Head of Equity Research BRI Danareksa Sekuritas Helmy Kristanto mengatakan, target itu bisa dicapai melalui dua metodologi (pendekatan). Pendekatan pertama, top-down.
Pada tahun ini, analis merevisi laba bersih emiten. Hal ini meningkatkan earning per share (EPS) IHSG secara keseluruhan. Namun, turunnya kontribusi saham PT Goto Gojek Tokopedia Tbk (GOTO) yang berbobot besar ikut menyeret IHSG secara keseluruhan ke bawah level rata-rata.
"Pada tahun 2023, kami memperkirakan pertumbuhan laba emiten 3,6 persen dengan valuasi pasar kembali ke tingkat rata-rata 15,4 kali. Berdasarkan pendekatan top-down, kami menargetkan IHSG mencapai 7.860 pada akhir tahun 2023," tulis Helmy dalam riset.
Sementara pada skenario kasus terbaik dalam target indeks top-down, pertumbuhan laba yang lebih solid, terutama datang dari ekspansi margin, penguatan nilai tukar rupiah serta pertumbuhan ekonomi yang lebih baik.
Di bawah skenario ini, diperkirakan pertumbuhan laba emiten akan lebih menguat di 7 persen dengan asumsi IHSG kembali ke level rata-rata, maka IHSG bisa mencapai level 8.100.
Pendekatan bottom up
Pada pendekatan ini, BRI Danareksa menggunakan potensi kenaikan (up side) rata-rata tertimbang untuk target harga dari emiten yang berada pada cakupan analis. Pendekatan ini menunjukkan terdapat potensi kenaikan keseluruhan 21,3 persen dari level IHSG saat ini menjadi di kisaran level 8.300.
Sektor-sektor yang menyumbang terhadap kenaikan IHSG di antaranya telekomunikasi, teknologi, dan perbankan digital. Di sektor teknologi, aksi jual GOTO belum lama ini pasca akhir periode lock-up telah mengurangi sentimen dan valuasi secara keseluruhan. Di sisi lain, sektor rokok merupakan satu-satunya sektor dengan ekspektasi pengembalian negatif pada tahun depan seiring dengan kenaikan tarif cukai 10 persen.

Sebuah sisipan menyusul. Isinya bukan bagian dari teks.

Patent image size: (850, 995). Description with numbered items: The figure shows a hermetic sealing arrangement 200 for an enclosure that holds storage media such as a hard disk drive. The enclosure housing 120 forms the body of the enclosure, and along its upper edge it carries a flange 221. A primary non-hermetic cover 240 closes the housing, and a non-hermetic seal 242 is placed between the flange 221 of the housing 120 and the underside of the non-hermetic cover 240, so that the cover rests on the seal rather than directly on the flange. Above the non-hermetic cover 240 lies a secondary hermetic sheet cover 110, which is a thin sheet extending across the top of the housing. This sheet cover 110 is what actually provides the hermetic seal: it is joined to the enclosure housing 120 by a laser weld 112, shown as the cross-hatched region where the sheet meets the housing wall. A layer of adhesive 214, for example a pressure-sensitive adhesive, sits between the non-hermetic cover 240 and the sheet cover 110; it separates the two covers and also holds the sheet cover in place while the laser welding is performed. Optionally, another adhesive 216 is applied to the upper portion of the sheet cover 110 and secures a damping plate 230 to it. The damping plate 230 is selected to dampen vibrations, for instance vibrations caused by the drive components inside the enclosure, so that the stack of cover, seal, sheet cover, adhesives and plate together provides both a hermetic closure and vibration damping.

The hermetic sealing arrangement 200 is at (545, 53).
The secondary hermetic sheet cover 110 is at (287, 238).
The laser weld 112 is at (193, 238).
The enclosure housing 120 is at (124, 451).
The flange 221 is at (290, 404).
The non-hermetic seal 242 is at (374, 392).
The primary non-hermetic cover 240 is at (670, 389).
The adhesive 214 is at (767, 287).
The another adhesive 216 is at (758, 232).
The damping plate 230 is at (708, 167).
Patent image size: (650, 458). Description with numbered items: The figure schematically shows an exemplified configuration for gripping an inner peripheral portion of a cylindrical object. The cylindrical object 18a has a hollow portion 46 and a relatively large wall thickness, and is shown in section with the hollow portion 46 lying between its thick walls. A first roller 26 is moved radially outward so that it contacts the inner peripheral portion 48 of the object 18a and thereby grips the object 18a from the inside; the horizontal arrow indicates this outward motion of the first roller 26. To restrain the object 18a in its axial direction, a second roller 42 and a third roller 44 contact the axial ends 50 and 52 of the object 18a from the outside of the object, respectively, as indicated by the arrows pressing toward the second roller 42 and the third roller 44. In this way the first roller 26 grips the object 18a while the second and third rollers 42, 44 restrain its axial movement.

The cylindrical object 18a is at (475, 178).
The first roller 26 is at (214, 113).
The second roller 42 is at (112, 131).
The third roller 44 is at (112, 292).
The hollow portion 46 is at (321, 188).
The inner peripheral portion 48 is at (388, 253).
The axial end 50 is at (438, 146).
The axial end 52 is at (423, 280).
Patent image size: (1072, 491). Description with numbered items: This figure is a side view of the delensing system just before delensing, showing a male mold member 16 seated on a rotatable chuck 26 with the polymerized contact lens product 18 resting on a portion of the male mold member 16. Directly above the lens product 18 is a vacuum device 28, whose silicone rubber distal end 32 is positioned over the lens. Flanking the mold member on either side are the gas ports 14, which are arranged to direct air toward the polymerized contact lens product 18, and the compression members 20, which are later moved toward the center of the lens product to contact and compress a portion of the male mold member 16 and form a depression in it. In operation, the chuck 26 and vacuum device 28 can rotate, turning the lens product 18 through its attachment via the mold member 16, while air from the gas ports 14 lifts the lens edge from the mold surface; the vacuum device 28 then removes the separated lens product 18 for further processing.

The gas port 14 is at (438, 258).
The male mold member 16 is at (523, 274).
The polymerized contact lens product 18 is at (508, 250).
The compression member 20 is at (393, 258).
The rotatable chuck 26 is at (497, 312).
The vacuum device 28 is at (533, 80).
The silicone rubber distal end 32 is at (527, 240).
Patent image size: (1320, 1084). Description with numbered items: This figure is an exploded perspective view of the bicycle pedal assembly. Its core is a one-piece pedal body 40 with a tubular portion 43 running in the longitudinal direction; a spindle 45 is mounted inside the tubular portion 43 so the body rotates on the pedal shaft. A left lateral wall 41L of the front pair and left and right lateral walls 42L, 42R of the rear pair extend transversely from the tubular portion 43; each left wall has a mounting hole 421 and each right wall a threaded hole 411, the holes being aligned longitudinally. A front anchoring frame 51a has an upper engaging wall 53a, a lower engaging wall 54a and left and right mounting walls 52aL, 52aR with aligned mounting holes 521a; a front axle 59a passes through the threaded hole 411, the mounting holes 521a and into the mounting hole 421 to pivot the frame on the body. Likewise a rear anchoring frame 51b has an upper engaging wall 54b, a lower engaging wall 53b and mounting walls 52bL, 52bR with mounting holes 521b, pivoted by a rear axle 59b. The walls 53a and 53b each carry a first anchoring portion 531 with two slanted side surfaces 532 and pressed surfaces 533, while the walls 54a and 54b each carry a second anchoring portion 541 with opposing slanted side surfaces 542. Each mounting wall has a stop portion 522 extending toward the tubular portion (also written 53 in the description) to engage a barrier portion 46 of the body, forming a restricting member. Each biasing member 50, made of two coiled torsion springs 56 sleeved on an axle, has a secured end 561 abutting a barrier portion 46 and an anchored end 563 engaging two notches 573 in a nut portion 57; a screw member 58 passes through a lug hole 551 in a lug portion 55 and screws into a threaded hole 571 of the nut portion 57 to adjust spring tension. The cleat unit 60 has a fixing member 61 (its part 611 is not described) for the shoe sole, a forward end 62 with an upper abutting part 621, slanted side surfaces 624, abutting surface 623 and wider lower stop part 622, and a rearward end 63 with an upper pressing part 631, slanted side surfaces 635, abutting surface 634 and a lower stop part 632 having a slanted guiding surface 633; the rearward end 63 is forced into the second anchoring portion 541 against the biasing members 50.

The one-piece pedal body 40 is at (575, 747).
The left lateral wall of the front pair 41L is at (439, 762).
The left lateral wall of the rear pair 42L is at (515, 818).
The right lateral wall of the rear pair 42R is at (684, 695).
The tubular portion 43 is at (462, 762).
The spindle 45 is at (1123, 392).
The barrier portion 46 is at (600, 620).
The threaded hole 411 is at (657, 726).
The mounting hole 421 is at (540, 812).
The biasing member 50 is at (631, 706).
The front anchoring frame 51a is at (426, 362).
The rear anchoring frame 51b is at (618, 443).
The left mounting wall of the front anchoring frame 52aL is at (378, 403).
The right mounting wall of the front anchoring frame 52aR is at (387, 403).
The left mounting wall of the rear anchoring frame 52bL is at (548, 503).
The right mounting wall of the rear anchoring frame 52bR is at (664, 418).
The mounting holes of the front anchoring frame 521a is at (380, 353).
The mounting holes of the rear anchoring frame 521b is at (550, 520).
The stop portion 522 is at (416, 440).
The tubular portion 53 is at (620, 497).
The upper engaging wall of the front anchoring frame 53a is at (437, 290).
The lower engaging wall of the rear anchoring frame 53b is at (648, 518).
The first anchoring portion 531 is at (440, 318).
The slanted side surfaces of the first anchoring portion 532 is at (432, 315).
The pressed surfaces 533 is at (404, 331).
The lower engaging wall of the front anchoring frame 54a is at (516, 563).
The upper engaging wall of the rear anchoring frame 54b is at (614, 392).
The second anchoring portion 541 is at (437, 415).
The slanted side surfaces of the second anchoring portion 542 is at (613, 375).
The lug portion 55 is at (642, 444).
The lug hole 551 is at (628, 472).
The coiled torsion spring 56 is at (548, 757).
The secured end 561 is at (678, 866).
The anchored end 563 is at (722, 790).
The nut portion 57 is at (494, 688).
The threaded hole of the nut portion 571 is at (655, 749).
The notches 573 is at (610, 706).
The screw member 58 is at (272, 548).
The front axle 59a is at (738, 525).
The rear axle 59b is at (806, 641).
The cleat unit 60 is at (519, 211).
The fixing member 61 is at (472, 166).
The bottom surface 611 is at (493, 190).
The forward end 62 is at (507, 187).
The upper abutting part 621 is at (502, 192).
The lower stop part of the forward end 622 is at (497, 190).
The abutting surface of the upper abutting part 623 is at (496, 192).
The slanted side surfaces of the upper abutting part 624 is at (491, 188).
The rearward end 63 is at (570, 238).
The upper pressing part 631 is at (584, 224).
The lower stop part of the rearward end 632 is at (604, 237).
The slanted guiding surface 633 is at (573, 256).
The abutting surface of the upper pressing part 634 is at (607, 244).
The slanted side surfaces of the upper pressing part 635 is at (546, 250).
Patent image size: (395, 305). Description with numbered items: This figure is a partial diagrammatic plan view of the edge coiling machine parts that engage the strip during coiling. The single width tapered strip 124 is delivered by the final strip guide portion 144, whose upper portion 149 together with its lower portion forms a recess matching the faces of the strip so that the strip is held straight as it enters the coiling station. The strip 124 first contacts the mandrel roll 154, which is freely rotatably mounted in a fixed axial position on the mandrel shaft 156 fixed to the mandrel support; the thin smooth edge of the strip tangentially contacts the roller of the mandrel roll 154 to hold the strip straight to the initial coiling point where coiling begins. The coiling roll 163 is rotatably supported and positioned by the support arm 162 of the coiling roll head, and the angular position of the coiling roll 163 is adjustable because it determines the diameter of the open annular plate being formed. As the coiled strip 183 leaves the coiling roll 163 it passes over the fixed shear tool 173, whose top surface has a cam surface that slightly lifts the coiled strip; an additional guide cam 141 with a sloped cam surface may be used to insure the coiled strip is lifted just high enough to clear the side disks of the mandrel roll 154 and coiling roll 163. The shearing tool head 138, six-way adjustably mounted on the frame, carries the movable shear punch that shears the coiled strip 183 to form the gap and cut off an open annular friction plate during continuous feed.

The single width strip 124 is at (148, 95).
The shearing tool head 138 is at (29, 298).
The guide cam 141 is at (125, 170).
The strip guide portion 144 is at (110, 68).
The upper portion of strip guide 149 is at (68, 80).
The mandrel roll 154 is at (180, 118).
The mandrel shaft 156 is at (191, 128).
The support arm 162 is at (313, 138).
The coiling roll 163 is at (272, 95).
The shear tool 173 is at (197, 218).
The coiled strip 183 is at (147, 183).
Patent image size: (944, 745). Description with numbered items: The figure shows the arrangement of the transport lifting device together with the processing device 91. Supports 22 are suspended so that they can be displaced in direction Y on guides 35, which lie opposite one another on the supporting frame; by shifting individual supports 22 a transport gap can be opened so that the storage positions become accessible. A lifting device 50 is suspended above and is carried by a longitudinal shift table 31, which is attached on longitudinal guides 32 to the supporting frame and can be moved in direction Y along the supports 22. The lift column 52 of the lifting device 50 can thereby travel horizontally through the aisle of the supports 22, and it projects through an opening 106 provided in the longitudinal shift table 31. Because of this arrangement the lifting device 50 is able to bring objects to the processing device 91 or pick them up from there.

"Kedua pendekatan tersebut mengarah pada target indeks 2023 kami sebesar 8.040 dengan bobot lebih besar 60 persen pada pendekatan top-down dan 40 persen pada pendekatan bottom-up. Target ini memiliki potensi upside 16 persen dari target IHSG 2022," ujarnya.
Outlook 2023
Secara keseluruhan, Helmy mengatakan 2023 merupakan tahun penuh tantangan dan peluang. Indonesia adalah salah satu pasar dengan kinerja terbaik pada 2022, hal itu diyakini mencerminkan pencapaian makro yang solid, yang menghasilkan laba perusahaan yang lebih solid.
Tahun depan diramal akan memiliki tantangan yang berbeda dibandingkan tahun 2022 terutama dari risiko makro global, konflik geopolitik yang berkepanjangan, suku bunga yang tinggi, volatilitas Rupiah yang tinggi serta pertumbuhan ekonomi yang melambat.
"Terlepas dari latar belakang tersebut, peluang masih ada terutama karena kebijakan fiskal dan moneter integral dapat mengarah pada stabilitas makro yang lebih baik seperti yang telah dibuktikan sebelumnya," katanya.
Tingkat pengeluaran (spending) selama masa pemilu dan kenaikan minimum upah adalah kunci untuk percepatan pertumbuhan konsumsi, sekaligus merupakan komponen terbesar PDB Indonesia.